# Self Sufficiency/Living off the Land or Off the Grid > Cooking, Food Storage, & Preserving >  New, newest way to seal mylar bags

## linkmissing

I have a foodsaver w/ the outside port for canning jars. I DO NOT use the sealer bags for long term storage. They are inconsistant with some holding and many not. They wear holes with hard, non smooth items and the seals are not dependable. MYLARS are the way to go for dependability. I have done well over 1000 lbs in them. Sealing them is much easier with a hair straightening iron than a regular iron. It is also much easier to vacuum them with a suction cup method and vacuum sealer than the vacuum bag strip and vacuum sealer method. After I found the suction cup method I just went to town on packing with a smile on my face.
Trust me on this.

I prefer this way: 

http://www.youtube.com/watch?v=7C-g4...eature=related


He does it with bottles and jars; I do it to mylars. Just fill your bags and leave about 2-3 inches free at the top, use a sharp knife tip and punch a tiny hole about 1 1/2 in from the top, then do what he says to do except carry it one step further and while the tape is still on, use your hair straightening iron on just a couple notches below the hottest setting, and seal it. Then remove the tiny piece of tape and run it over one more time with the hot hair iron. It works great!

I used to do it this way:

http://www.youtube.com/watch?v=fnMOV8sWuiI

----------


## Ken

Good link, Link!  Thanks!   :Smile:

----------


## gryffynklm

OOOOO I like that.

----------


## crashdive123

Nice idea.

----------


## Winnie

> OOOOO I like that.



Ditto!!  :Smile:

----------


## Rick

What kind of foodsaver do you use and have you tried using it partially freezing the contents? Most of what I've read says the seals on the bags only go bad if you get juice or food contaminants in the seal. 

I'm currently looking at the Foodsaver Gameserver Turbo so any info you have would be great. 

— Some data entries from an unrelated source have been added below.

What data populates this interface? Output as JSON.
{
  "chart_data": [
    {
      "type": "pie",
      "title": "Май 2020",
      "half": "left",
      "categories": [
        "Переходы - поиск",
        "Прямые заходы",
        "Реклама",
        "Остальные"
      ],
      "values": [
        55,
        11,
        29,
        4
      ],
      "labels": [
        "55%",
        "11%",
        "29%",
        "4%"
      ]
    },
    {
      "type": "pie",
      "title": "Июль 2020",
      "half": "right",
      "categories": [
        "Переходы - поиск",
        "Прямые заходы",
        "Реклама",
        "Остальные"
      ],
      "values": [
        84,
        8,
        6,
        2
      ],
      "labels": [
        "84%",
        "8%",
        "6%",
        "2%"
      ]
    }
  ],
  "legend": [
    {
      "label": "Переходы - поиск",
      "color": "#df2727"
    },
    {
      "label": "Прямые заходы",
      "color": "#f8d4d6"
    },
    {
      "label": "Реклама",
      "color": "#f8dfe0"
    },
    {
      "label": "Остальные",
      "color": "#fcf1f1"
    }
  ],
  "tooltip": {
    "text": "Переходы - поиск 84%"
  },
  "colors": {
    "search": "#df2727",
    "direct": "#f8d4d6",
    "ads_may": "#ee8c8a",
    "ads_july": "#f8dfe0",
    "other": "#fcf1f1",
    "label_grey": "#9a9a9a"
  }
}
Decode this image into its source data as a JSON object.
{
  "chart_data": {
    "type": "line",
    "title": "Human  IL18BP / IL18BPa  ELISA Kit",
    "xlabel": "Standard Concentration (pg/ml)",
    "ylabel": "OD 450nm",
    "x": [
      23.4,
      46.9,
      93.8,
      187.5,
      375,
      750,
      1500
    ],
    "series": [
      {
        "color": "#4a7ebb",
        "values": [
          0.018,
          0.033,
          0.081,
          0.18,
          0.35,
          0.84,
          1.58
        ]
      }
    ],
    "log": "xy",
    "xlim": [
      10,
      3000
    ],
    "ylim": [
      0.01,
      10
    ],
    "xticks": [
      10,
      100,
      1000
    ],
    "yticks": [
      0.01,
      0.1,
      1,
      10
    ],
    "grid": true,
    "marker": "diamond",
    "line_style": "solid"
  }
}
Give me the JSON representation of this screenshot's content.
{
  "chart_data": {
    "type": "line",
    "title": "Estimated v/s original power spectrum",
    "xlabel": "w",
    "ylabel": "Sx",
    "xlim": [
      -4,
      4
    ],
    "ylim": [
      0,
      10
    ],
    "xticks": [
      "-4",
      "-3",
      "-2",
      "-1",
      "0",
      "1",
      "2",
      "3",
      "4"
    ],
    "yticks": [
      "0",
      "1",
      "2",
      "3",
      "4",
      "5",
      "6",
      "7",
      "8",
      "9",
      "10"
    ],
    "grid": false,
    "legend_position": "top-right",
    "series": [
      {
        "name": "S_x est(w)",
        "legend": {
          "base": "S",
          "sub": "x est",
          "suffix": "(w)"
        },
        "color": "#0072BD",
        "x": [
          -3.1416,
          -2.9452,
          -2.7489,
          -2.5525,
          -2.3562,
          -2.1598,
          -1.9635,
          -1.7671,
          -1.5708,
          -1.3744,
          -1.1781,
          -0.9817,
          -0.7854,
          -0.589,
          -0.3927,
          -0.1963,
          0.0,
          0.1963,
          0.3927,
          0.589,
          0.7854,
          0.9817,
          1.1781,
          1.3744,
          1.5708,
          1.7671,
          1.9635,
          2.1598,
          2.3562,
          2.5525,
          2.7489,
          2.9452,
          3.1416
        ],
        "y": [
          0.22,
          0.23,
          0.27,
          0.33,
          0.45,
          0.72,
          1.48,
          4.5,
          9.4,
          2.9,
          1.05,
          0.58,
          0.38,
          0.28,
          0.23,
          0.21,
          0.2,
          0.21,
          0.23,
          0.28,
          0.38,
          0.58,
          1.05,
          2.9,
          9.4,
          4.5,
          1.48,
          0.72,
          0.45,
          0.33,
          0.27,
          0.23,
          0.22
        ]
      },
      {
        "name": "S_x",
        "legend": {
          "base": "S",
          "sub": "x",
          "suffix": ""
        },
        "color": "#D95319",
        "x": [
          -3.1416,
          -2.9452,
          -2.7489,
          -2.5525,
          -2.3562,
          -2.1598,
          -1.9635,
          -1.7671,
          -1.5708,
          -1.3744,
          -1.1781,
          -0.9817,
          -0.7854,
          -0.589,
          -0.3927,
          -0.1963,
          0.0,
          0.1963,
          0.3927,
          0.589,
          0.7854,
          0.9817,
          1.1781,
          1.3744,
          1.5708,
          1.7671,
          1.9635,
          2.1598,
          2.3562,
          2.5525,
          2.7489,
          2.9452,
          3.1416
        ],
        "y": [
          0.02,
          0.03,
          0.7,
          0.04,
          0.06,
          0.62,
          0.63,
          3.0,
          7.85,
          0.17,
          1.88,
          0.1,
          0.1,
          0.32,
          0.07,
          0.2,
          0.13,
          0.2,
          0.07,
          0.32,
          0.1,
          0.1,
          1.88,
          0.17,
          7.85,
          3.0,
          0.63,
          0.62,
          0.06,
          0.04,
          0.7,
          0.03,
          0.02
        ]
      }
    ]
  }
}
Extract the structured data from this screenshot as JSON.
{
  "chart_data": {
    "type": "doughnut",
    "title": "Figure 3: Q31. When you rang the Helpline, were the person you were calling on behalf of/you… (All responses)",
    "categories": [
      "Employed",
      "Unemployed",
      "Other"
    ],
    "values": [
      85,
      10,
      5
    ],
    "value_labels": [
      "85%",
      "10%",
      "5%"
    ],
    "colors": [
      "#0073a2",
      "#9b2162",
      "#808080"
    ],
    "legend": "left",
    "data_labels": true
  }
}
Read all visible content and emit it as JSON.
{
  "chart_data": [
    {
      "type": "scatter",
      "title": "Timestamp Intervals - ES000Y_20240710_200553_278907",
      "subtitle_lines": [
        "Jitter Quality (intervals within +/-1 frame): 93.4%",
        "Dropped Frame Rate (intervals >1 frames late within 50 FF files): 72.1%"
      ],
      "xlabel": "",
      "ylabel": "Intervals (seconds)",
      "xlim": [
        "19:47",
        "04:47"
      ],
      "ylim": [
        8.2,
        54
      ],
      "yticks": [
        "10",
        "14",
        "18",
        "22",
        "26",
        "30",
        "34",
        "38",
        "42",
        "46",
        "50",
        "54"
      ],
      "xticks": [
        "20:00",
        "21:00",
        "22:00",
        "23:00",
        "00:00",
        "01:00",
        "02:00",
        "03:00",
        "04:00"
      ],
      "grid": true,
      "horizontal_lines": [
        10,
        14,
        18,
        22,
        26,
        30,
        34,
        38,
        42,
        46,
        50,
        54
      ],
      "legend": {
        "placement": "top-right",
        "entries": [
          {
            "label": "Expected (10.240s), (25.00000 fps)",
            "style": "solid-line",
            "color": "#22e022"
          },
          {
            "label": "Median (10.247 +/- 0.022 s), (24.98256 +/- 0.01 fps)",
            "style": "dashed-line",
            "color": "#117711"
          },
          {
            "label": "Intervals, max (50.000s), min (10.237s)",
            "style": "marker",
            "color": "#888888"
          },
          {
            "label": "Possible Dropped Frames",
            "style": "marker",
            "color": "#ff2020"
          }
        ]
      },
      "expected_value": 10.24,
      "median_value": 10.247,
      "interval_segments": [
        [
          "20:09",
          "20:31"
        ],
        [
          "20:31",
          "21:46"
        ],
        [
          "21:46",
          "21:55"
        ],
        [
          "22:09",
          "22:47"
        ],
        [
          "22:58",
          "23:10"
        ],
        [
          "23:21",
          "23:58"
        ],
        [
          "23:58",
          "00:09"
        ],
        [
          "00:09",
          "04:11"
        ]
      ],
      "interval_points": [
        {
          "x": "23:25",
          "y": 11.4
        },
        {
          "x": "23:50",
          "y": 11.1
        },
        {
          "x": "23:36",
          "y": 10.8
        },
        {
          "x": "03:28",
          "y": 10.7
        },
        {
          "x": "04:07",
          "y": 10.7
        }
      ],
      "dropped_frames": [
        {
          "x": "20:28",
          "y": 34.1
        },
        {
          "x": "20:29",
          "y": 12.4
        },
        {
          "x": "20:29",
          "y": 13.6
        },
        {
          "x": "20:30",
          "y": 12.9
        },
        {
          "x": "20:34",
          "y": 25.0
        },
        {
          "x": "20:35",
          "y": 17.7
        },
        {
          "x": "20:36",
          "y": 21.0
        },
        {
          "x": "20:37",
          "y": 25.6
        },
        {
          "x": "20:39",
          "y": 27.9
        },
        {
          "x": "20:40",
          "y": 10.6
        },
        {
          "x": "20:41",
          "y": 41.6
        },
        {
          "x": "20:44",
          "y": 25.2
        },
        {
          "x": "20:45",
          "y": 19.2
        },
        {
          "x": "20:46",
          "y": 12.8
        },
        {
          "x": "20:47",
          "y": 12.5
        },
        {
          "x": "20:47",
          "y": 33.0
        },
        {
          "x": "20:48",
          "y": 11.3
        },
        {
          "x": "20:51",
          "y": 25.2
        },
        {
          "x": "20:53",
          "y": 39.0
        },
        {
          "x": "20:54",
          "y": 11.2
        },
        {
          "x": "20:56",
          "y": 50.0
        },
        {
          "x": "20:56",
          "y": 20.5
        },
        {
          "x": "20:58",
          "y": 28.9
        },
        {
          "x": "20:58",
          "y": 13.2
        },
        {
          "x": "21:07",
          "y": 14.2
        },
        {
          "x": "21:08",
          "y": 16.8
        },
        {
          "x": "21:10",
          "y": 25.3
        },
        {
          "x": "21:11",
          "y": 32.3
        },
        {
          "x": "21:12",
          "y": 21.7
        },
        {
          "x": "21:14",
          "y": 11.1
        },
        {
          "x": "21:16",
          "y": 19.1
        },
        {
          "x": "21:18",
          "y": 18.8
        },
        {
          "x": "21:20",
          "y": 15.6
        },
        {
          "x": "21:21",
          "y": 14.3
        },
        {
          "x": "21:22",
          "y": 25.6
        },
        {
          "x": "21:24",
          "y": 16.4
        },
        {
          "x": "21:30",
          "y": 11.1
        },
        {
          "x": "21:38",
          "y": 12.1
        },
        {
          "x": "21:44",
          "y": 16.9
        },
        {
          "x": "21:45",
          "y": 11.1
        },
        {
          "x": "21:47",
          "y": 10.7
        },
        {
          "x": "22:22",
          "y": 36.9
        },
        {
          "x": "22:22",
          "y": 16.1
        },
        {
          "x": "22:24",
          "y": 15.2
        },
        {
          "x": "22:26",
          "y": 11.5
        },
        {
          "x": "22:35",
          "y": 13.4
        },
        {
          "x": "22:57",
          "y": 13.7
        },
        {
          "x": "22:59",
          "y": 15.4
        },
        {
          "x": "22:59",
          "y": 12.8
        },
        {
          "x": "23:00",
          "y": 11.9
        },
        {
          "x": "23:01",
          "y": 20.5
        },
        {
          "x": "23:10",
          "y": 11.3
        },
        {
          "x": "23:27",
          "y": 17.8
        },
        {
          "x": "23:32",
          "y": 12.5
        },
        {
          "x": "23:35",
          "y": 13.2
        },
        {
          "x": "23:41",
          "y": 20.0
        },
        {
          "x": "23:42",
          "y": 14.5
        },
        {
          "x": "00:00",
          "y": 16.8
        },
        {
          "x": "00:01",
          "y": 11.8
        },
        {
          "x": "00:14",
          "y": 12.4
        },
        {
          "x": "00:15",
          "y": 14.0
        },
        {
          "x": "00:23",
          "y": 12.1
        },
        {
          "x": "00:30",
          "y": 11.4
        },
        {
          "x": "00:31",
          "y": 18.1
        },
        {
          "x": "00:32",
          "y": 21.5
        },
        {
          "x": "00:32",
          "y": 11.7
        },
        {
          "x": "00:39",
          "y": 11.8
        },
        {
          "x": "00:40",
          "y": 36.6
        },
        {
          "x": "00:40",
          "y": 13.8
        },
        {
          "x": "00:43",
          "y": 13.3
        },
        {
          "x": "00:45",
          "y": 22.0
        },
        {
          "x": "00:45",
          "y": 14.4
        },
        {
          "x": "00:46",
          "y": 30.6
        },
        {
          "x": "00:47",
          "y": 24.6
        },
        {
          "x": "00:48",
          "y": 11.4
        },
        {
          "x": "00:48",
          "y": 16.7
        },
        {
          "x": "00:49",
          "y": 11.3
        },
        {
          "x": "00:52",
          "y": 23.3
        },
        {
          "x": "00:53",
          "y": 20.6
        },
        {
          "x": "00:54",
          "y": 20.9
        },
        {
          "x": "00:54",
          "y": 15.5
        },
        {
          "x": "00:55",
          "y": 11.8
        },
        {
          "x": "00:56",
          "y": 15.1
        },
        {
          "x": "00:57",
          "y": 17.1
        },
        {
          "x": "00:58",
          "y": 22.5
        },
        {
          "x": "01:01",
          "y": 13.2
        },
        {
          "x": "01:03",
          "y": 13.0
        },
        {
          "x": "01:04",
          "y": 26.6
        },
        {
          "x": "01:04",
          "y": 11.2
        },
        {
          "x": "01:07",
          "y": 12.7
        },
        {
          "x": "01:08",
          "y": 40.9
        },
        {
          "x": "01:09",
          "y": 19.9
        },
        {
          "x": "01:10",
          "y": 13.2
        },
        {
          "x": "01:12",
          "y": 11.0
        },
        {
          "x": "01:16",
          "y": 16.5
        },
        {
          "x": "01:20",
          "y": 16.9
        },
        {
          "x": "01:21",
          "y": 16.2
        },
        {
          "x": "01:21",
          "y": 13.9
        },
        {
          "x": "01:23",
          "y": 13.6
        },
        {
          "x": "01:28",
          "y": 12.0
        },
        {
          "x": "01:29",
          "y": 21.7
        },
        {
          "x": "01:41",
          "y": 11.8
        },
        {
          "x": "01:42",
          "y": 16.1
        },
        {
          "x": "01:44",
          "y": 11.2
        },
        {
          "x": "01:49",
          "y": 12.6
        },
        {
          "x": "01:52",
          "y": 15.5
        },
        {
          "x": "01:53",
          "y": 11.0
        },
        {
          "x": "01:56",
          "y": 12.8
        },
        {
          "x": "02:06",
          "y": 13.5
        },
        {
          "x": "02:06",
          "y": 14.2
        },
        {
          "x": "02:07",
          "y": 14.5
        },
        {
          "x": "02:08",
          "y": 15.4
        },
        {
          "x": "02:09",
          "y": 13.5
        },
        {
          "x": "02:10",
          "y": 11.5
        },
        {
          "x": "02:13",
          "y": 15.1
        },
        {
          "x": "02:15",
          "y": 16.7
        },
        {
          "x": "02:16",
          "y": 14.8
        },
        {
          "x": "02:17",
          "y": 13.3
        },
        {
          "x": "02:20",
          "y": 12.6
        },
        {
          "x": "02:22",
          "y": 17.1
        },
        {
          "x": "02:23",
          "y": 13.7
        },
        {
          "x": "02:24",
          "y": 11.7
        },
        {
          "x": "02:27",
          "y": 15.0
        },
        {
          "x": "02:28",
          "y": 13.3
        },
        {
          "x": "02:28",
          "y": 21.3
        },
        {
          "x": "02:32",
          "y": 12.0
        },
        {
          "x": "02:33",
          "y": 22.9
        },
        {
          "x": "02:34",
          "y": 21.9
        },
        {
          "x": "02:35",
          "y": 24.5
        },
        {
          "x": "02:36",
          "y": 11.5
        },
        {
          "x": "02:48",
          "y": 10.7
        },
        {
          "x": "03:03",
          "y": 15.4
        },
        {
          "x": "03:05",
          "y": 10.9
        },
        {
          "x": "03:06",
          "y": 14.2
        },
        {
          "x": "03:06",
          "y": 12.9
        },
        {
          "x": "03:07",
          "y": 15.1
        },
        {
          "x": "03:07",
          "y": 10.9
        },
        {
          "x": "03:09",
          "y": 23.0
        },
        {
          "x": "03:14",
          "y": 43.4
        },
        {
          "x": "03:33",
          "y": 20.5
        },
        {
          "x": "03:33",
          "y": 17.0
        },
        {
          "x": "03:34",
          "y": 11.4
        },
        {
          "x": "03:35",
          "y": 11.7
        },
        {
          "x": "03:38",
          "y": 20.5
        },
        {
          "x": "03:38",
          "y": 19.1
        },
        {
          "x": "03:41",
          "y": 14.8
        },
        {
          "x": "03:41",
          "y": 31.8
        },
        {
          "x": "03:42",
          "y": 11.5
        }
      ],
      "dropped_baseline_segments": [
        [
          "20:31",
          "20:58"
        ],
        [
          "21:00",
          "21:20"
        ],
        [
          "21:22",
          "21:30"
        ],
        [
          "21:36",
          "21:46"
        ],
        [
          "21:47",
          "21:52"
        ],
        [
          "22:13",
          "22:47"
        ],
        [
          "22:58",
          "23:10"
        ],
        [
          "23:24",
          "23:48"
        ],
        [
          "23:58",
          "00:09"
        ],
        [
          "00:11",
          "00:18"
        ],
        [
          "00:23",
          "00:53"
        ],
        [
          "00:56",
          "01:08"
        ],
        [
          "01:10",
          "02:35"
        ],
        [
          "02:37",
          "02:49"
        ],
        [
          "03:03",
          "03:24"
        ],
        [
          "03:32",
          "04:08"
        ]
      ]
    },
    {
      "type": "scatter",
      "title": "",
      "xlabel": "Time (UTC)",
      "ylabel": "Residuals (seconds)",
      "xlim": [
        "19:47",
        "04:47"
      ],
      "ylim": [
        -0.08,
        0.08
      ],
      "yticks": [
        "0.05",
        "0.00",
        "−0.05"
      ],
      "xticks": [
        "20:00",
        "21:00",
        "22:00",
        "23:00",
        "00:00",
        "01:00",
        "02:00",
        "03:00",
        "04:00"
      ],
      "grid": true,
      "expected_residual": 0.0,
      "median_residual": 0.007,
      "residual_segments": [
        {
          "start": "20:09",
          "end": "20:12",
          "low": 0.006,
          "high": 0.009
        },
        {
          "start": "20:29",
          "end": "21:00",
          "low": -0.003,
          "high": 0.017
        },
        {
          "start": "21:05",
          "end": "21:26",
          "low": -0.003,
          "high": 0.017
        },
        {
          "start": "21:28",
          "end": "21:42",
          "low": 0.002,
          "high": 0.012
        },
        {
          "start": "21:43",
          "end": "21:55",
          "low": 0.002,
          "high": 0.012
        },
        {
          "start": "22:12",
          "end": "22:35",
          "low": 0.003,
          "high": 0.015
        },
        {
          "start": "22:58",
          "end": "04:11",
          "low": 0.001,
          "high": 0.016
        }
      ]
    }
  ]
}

Finally, does anyone know if Foodsaver bought Tilia? All the Tilia vacuum sealers have Foodsaver on the front of them. 

Great post, by the way.

----------


## linkmissing

I have a cheaper foodsaver v2060.  It is not the sealer it is the bags.  Although I hate Foodsaver products because they don't last long if you are a serious user. You can order the 3.5 ml and 4 ml online which are better bags and they say the type with nylon content are stronger.
The serious/better small commersial sealers are the Weston Pro 2100 or VacUpack sealer.  But I would not depend on the bags for long term storage!  If you read alot of posts, they are pretty consistant with the majority saying not to depend on them.  I just use my sealer for the port sealer to do the mylars.
Some fishermen like the VacUpack when going out to seal up all the fish.  My husband used to go to Alaska every yr. and the salmon and halibut the commercial packers vacuum packed lasted yrs.  But those bags are very heavy and thick.  I don't know where they get theirs or what equipment they use.

----------


## Rick

Wouldn't it be cheaper then to use a hand vacuum device rather than the FoodSaver? I know you have it so you use it but for someone that doesn't have one there really isn't a reason to invest in one just for that. Agree?

----------


## linkmissing

The hand helds I've seen use specal bags and containers.  I had bought the sealer before I knew it was not useful for pkging.  The port is great tho for the mylars.  But now that you mention the hand helds, I am going to go look at one and see if it can be used with the suction cups.  If they can that would be even easier.  
So, yea, if you can use a hand sealer with suction cups to vacuum pack your mylars and you don't need the vacuum sealer bagging for short term supplies, I would not waste my money.

----------


## Rick

Take a look at this short thread. 

http://www.wilderness-survival.net/f...t=vacuum+brake

----------


## linkmissing

Yea, I remember you posting that.  At the time I was looking for something to vacuum the jars and not the mylars.  I actually went and looked at the brake thing, I didn't want to spend as much as they wanted for it.  $1.99 for Harbor Freight thing might work tho.  I'll have to go look at it.
Thanks again, Rick

----------


## finallyME

Great post.

Anyone want a mylar lesson?  Too bad, you can't escape.  Most of this is just a semantics lesson, but will help explain why mylar bags are so great for storage.  Anyways, in case no one told you, mylar is clear.  Mylar is a trade name for a type of PET film.  Another use for PET is a soda bottle.  A mylar bag is composed (generally) of three layers.  One layer is generally PE, one aluminum, and one mylar.  The PE is used because it is easy to heat seal.  You can seal PET, but it requires much higher temps.  Both the mylar and aluminum act as gas barriers.  A bag of one layer of PE (I believe most vacuum pack bags are PE), will allow air through over time.  Anyways, carry on.  :Wavey:

----------


## linkmissing

I was just on another site I check often and there was a post from a guy who did adapt his hand held vacuum sealer for kilchen plastic bags with a plastic hose and suction cup and it worked great.  That would be even better to use cuz 1.  It's a cheap item and 2.  It's much easier to manipulate and 3.  It's battery operated so you could do it anywhere that's convenient for you.   
That's it; I'm getting one.

----------


## spd

I can't view your youtube link as it is private.  Is there somewhere I could view it or gain access to the youtube vid?
Thanks

----------


## crashdive123

None of us can see it.  The Youtube user made it private.

----------